White rice, in contrast, is also cheap, but it supplies nothing more than simple carbohydrates. Stick with whole grain.
Hunt and Gather
When it comes time to shop, stick to the edges of your grocery’s hunting grounds. That’s where you’ll find most of the fresh produce and other whole-foods products. Interior aisles tend to be stocked with packaged, processed, ultra-convenient foods. Unfortunately, convenience and good nutrition seldom coincide. Exceptions exist, however. Think apples or bananas that can be eaten out of hand.

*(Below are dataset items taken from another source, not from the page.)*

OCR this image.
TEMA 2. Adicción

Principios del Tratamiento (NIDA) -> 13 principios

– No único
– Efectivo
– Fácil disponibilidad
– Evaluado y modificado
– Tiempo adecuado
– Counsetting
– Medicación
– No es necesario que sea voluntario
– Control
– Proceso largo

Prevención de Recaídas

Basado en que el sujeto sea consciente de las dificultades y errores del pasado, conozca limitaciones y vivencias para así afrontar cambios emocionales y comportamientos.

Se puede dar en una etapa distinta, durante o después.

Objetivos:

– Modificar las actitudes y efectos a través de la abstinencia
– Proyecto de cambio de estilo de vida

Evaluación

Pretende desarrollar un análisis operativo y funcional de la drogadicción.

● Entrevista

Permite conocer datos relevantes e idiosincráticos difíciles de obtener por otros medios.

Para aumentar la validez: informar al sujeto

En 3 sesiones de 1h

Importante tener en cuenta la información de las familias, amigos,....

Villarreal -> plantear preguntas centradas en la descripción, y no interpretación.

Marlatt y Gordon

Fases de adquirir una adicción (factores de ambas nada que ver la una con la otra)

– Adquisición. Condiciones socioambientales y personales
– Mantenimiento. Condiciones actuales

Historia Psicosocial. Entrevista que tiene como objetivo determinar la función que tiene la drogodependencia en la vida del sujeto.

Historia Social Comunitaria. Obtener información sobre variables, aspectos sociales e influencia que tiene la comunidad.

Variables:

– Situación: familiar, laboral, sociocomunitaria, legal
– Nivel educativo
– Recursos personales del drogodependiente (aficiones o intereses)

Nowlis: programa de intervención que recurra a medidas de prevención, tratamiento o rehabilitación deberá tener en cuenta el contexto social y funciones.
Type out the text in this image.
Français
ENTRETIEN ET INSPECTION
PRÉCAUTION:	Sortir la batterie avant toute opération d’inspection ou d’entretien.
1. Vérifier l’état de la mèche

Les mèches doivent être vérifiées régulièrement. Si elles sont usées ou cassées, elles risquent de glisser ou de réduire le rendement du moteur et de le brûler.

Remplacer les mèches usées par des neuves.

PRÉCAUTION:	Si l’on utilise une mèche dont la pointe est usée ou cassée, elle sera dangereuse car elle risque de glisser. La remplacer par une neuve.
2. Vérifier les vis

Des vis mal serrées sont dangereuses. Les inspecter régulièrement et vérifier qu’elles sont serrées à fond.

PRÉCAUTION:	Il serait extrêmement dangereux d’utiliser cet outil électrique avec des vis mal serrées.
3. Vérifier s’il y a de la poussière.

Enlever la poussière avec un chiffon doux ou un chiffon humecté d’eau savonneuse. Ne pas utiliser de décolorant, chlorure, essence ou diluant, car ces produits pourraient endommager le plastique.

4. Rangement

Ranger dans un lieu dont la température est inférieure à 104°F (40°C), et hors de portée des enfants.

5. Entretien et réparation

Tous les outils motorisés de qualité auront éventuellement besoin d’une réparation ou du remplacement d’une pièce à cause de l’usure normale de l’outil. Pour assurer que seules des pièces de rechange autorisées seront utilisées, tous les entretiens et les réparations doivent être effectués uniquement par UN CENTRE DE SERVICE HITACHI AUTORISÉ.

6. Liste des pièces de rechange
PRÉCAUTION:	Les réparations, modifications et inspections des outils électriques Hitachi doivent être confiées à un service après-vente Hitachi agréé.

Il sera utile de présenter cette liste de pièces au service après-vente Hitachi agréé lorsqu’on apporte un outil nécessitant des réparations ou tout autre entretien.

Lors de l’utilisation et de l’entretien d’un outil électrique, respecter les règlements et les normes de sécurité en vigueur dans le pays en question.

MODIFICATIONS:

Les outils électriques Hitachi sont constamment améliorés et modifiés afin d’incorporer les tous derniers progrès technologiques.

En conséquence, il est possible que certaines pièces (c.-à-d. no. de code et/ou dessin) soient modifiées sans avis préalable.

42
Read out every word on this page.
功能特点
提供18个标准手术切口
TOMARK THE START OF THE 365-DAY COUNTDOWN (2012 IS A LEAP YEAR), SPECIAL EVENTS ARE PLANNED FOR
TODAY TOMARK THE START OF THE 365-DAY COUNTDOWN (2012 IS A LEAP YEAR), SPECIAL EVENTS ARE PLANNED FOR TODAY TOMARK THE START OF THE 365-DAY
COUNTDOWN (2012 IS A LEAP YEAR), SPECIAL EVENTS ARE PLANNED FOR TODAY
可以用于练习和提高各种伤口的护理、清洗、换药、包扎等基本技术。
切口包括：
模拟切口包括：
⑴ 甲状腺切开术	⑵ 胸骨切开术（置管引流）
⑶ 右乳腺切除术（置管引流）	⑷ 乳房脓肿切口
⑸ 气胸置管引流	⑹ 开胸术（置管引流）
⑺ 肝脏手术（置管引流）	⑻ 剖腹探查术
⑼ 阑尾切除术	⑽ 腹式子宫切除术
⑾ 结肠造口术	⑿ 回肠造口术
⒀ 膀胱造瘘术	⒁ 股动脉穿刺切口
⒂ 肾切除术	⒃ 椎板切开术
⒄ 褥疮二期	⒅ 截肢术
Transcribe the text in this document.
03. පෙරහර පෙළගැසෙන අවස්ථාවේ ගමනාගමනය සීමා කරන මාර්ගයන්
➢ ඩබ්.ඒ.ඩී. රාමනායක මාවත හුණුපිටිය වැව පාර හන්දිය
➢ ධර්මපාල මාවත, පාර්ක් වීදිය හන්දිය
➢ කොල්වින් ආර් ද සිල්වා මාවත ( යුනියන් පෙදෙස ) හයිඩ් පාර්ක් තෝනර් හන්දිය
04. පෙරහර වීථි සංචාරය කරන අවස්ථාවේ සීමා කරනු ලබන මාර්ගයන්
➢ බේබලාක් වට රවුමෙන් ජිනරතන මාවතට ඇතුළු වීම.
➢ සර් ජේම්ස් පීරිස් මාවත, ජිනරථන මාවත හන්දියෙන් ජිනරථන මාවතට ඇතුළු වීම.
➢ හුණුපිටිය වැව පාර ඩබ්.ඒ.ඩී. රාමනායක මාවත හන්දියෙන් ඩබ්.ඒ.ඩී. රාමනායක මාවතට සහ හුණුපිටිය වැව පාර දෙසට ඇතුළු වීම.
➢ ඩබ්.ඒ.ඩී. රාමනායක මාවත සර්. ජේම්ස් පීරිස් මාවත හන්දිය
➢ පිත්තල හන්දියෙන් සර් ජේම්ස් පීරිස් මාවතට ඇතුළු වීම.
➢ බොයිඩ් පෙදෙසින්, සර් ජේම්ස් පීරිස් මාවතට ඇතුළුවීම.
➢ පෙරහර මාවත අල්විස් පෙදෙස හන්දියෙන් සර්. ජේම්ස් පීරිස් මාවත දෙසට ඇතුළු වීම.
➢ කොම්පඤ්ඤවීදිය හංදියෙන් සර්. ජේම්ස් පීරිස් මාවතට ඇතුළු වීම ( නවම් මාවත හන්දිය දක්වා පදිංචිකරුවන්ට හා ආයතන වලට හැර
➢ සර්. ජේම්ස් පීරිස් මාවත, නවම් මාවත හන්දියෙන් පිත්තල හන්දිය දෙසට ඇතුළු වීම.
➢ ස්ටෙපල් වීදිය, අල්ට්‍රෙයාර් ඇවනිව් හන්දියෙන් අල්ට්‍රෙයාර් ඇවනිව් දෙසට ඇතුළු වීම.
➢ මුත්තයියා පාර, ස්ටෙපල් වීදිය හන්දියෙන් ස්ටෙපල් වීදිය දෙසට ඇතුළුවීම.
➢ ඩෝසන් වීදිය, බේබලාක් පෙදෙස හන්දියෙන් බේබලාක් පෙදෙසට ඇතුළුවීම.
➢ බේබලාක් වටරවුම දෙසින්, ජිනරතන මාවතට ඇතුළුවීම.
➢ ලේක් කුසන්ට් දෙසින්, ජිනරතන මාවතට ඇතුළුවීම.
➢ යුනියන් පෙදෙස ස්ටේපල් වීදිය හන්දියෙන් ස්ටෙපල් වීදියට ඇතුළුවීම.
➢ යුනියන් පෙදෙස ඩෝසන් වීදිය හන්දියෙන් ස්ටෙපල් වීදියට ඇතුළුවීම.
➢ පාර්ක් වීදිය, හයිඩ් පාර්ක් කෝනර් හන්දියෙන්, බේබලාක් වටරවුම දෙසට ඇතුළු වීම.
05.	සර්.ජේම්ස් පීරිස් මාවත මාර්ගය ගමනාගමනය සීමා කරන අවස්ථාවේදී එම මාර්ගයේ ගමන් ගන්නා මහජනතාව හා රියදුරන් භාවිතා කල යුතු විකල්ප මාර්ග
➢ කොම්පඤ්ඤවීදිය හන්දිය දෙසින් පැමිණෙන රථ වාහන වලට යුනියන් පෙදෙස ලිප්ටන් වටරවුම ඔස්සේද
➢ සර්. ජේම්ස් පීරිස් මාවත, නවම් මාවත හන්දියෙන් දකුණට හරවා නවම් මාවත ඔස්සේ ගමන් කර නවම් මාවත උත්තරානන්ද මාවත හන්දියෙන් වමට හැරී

Think drinkable yogurt with live active (probiotic) cultures. Even people who are lactose intolerant can usually consume yogurt safely, as the friendly bacteria that give it its probiotic halo will have consumed most of the milk sugars that might present a problem.
Organic versus Conventionally Grown Produce
Many consumers worry that the foods they eat may be laced with pesticides, preservatives and other artificial chemicals. Some of those concerns are not unfounded. According to the non-profit consumer’s advocacy organization, Environmental Working Group (www.ewg.org), certain produce items tend to be heavily laced with pesticide residues, while others tend to be so “clean” there’s no need to consider paying extra to buy them organic. The organization publishes an annual list of the “Clean Fifteen” produce items for a given year, as well as a list of the “Dirty Dozen” foods that tend to contain problematic levels of synthetic chemical pesticides.
Items vary from year to year, but certain items consistently make one list or the other. Sweet corn, avocados and asparagus usually make the “clean” list, while tender fruits like strawberries, grapes and cherries tend to land on the “dirty” list. Consider downloading these lists and carrying them with you on your shopping excursions. They can serve as a guide to how best to allocate your limited food budget dollars. You may decide that it’s perfectly acceptable to eat conventionally grown corn, for instance, but insist on organic potatoes, knowing as you now do that potatoes are consistently judged to contain high trace amounts of pesticides.
Buying organic is generally more expensive, but some shoppers may decide it’s worth the extra expense for the peace of mind that comes from knowing a given type of food is utterly safe to consume. Before you decide to allocate a portion of your budget for these arguably safer, yet more-expensive foods, arm yourself with EWG’s free guides. And note, too, that fresh produce, regardless of how it was grown, generally does not contain preservatives, additives, artificial colors, or other synthetic chemicals.
As noted earlier, vegans, who eat no foods that do not come from the plant kingdom, must work harder to ensure they’re getting complete nutrition. That means all essential amino acids, omega-3 fatty acids from vegetarian sources (e.g. walnuts, flaxseed, etc.), and all the essential vitamins and minerals. Certain B vitamins are difficult to obtain if not from meat, so these nutrients must also be monitored carefully. The rest of us can rely on complete protein sources such as eggs, beans, fish and lean poultry. Since you’re on a quest to save money, do yourself a favor and avoid buying red meat. Americans consume too much protein to begin with, and too much red meat. Numerous large studies have shown that eating more red and processed meats is associated with a greater risk of cardiovascular disease.